Radiomics
From Wikipedia, the free encyclopedia
In the field of medicine, radiomics is a method that extracts a large number of features from medical images using data-characterisation algorithms.[1][2][3][4][5] These features, termed radiomic features, have the potential to uncover tumoral patterns and characteristics that fail to be appreciated by the naked eye.[6] The hypothesis of radiomics is that the distinctive imaging features between disease forms may be useful for predicting prognosis and therapeutic response for various cancer types, thus providing valuable information for personalized therapy.[1][7][8] Radiomics emerged from the medical fields of radiology and oncology[3][9][10] and is the most advanced in applications within these fields.

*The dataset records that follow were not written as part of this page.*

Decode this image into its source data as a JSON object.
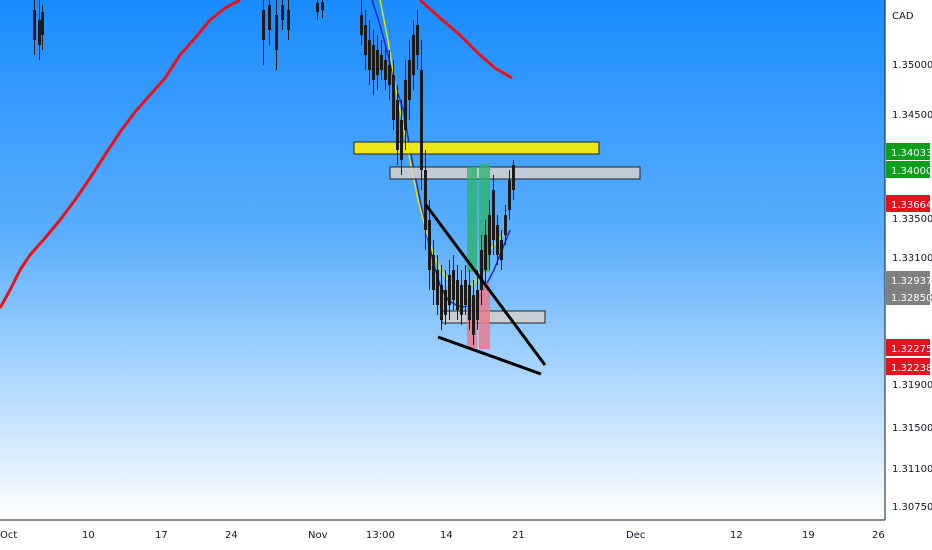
{
  "chart_data": {
    "type": "candlestick",
    "currency": "CAD",
    "x_labels": [
      "Oct",
      "10",
      "17",
      "24",
      "Nov",
      "13:00",
      "14",
      "21",
      "Dec",
      "12",
      "19",
      "26"
    ],
    "y_ticks": [
      "1.35000",
      "1.34500",
      "1.33500",
      "1.33100",
      "1.32850",
      "1.31900",
      "1.31500",
      "1.31100",
      "1.30750"
    ],
    "price_badges": [
      {
        "value": "1.34033",
        "color": "#0a9e1a"
      },
      {
        "value": "1.34000",
        "color": "#0a9e1a"
      },
      {
        "value": "1.33664",
        "color": "#e3121d"
      },
      {
        "value": "1.32937",
        "color": "#808080"
      },
      {
        "value": "1.32850",
        "color": "#808080"
      },
      {
        "value": "1.32275",
        "color": "#e3121d"
      },
      {
        "value": "1.32238",
        "color": "#e3121d"
      }
    ],
    "moving_averages": [
      {
        "color": "#e8121b"
      },
      {
        "color": "#1b2ccc"
      },
      {
        "color": "#e4e400"
      }
    ],
    "zones": [
      {
        "kind": "resistance",
        "color": "#ffee00"
      },
      {
        "kind": "resistance",
        "color": "#cfcfcf"
      },
      {
        "kind": "support",
        "color": "#cfcfcf"
      }
    ],
    "colors": {
      "background_top": "#1a90ff",
      "background_bottom": "#ffffff",
      "candle": "#1a1a1a",
      "buy_box": "#2db46b",
      "sell_box": "#e87b8e",
      "trendline": "#000000"
    }
  }
}
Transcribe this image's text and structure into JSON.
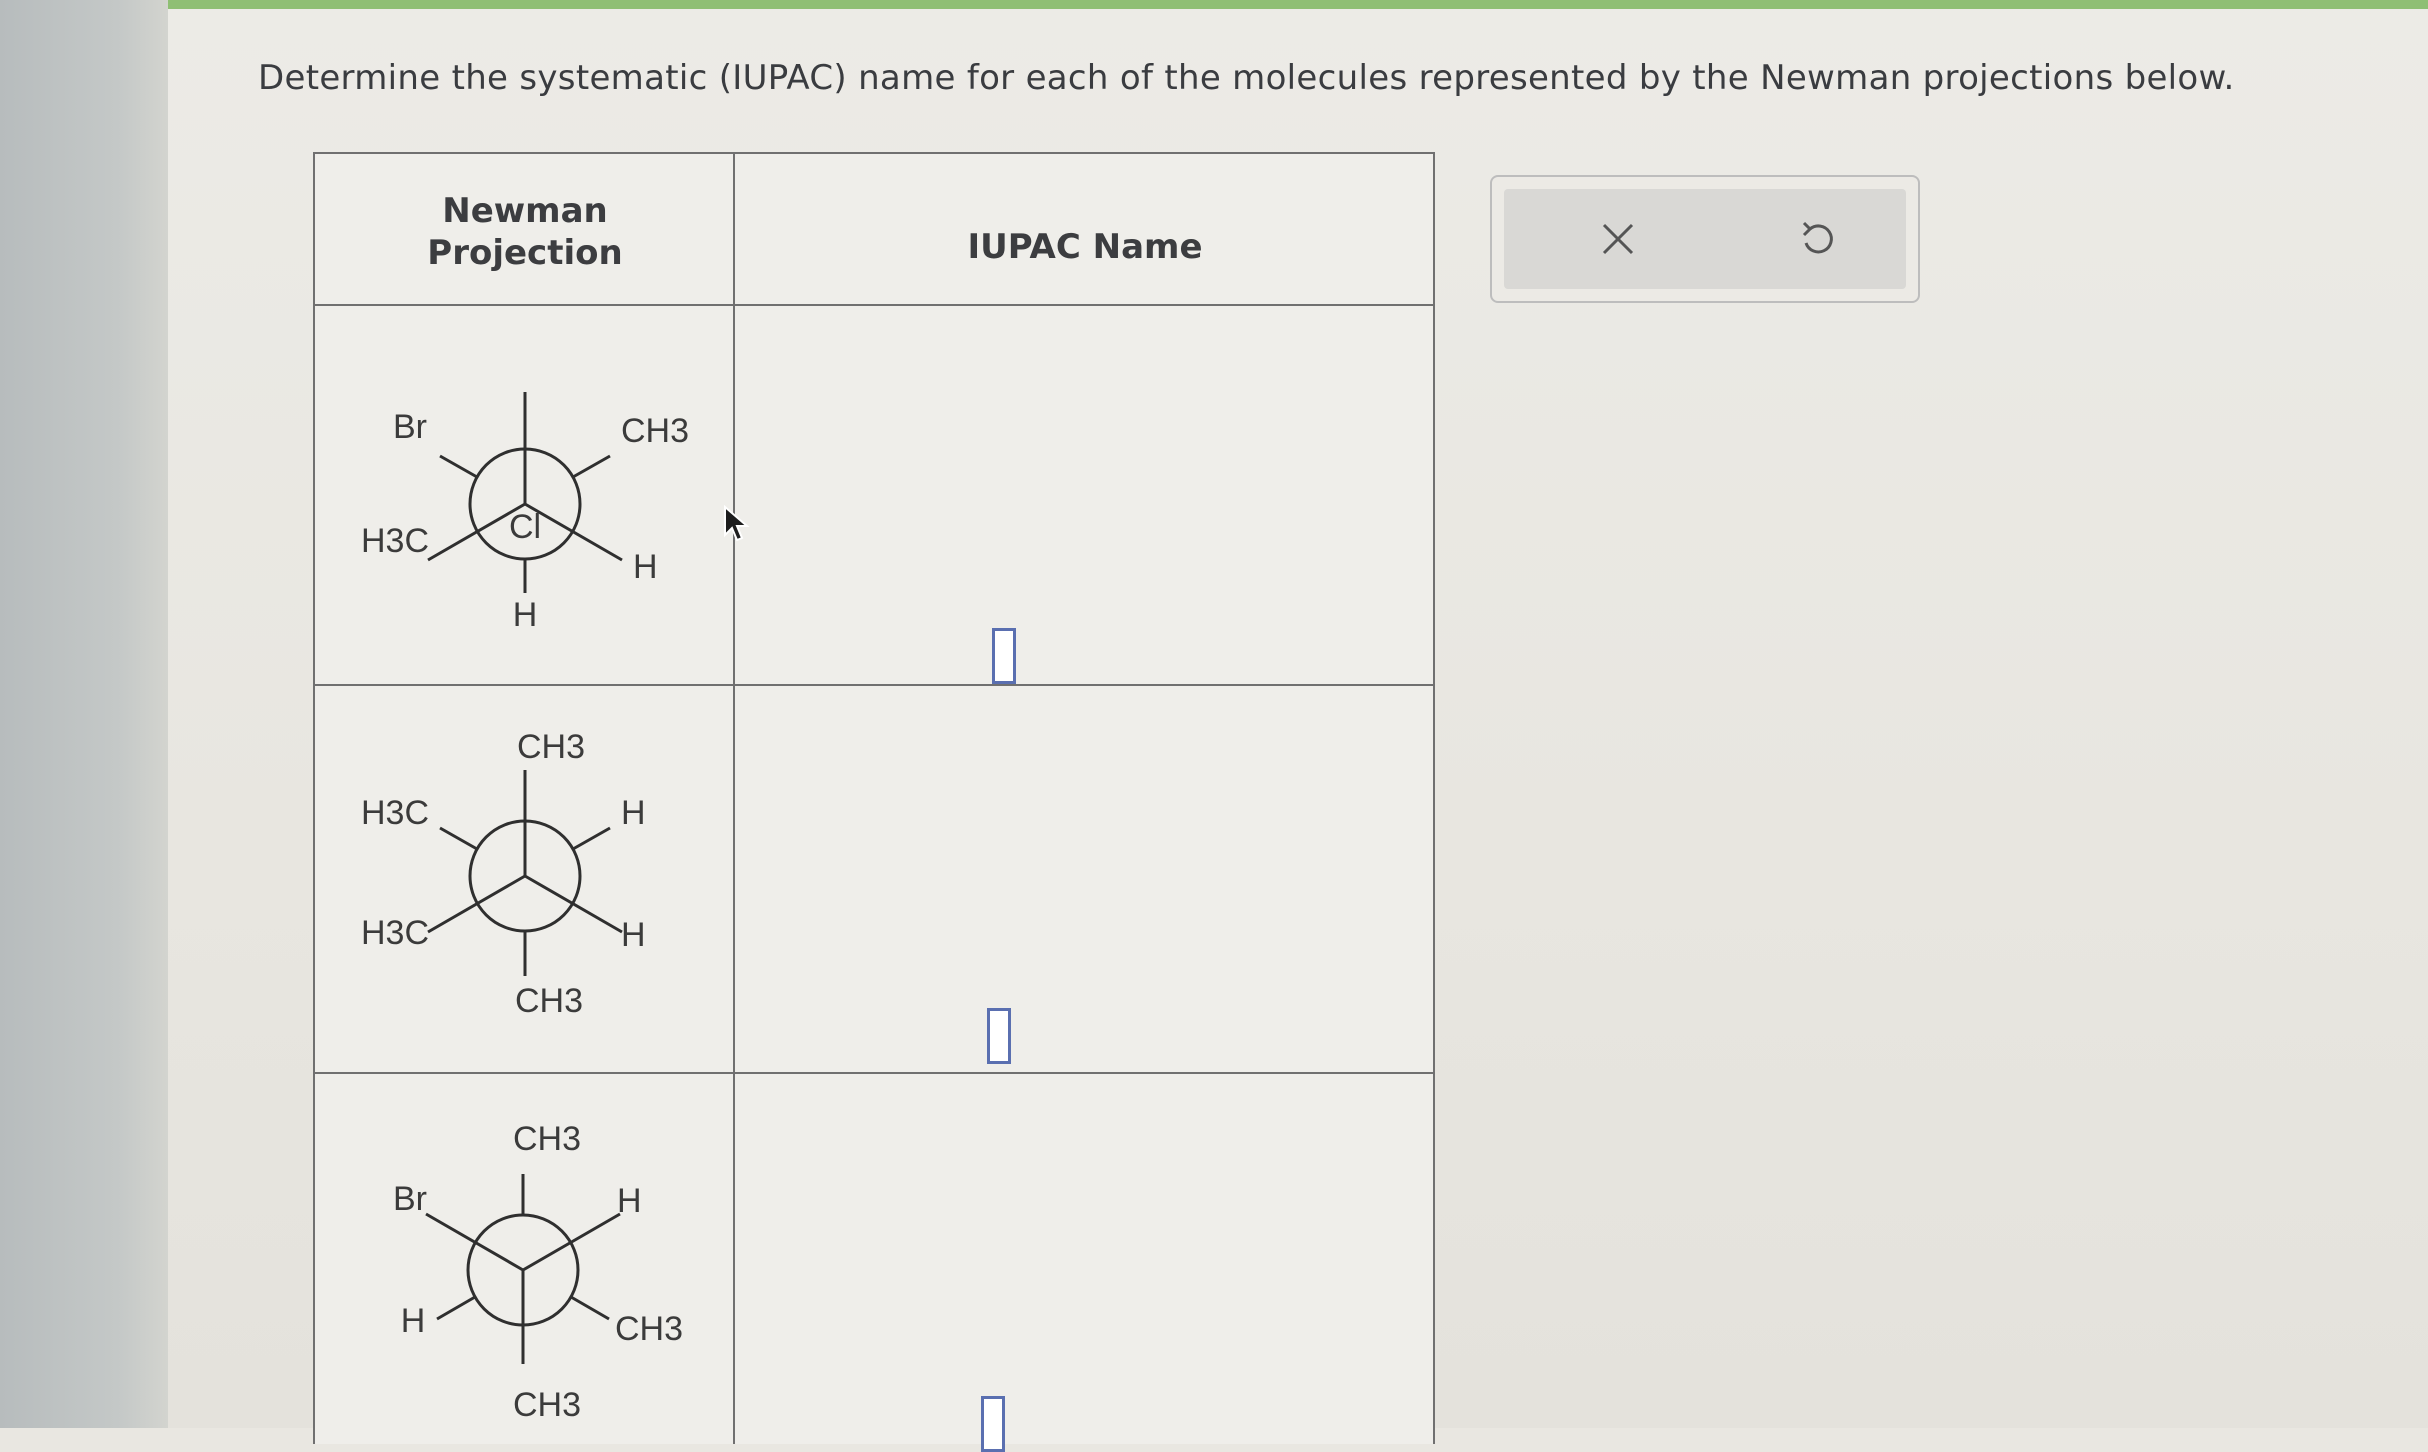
{
  "prompt": "Determine the systematic (IUPAC) name for each of the molecules represented by the Newman projections below.",
  "table": {
    "header_newman_line1": "Newman",
    "header_newman_line2": "Projection",
    "header_iupac": "IUPAC Name"
  },
  "rows": [
    {
      "front_top": "Cl",
      "front_left": "H3C",
      "front_right": "H",
      "back_bottom": "H",
      "back_upper_left": "Br",
      "back_upper_right": "CH3",
      "answer": ""
    },
    {
      "front_top": "CH3",
      "front_left": "H3C",
      "front_right": "H",
      "back_bottom": "CH3",
      "back_upper_left": "H3C",
      "back_upper_right": "H",
      "answer": ""
    },
    {
      "front_top": "CH3",
      "front_left": "H",
      "front_right": "CH3",
      "back_bottom": "CH3",
      "back_upper_left": "Br",
      "back_upper_right": "H",
      "answer": ""
    }
  ],
  "toolbar": {
    "clear": "clear-icon",
    "undo": "undo-icon"
  },
  "colors": {
    "top_bar": "#8fbf74",
    "answer_border": "#5a6fb0",
    "table_line": "#707070"
  }
}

However, the technique can be applied to any medical study where a pathological process can be imaged.
Image acquisition
The image data is provided by radiological modalities as CT,[11] MRI,[12] PET/CT or even PET/MR.[13] The produced raw data volumes are used to find different pixel/voxel characteristics through extraction tools.[2]
The extracted features are saved in large databases where clinics have access so as to enable broadly collaborative and cumulative work in which all can benefit from growing amounts of data, ideally enabling a more precise workflow.
Image segmentation
After the images have been saved in the database, they have to be reduced to the essential parts, in this case the tumors, which are called "volumes of interest".[2]
Because of the large image data that needs to be processed, it would be too much work to perform the segmentation manually for every single image if a radiomics database with lots of data is created. Instead of manual segmentation, an automated process has to be used. Two possible solutions are automatic and semiautomatic segmentation algorithms. Before it can be applied on a big scale an algorithm must score as high as possible in the following four tasks:
- First, it must be reproducible, which means that when it is used on the same data the outcome will not change.
- Another important factor is the consistency. The algorithm does solve the problem at hand and performs the task rather than doing something that is not important. In this case, it is necessary that the algorithm can detect the diseased part in all different scans.
- The algorithm also needs to be accurate. It is very important that the algorithm detects the diseased part in the most precise way possible. Only with accurate data, accurate results can be achieved.
- A minor but still important point is the time efficiency. The results should be generated as fast as possible so that the whole process of radiomics can also be accelerated. A minor point means in this case that, if it is in a certain frame, it is not as important as the others.
Feature extraction and qualification
After the segmentation, many features can be extracted and the relative net change from longitudinal images (delta-radiomics) can be computed. Radiomic features can be divided into five groups: size and shape based–features, descriptors of the image intensity histogram, descriptors of the relationships between image voxels (e.g. gray-level co-occurrence matrix (GLCM), run length matrix (RLM), size zone matrix (SZM), and neighborhood gray tone difference matrix (NGTDM) derived textures), textures extracted from filtered images, and fractal features. The mathematical definitions of these features are independent of imaging modality and can be found in the literature.[14][15][16][17] A detailed description of texture features for radiomics can be found in Parekh et al. (2016) [4] and Depeursinge et al. (2017).[18]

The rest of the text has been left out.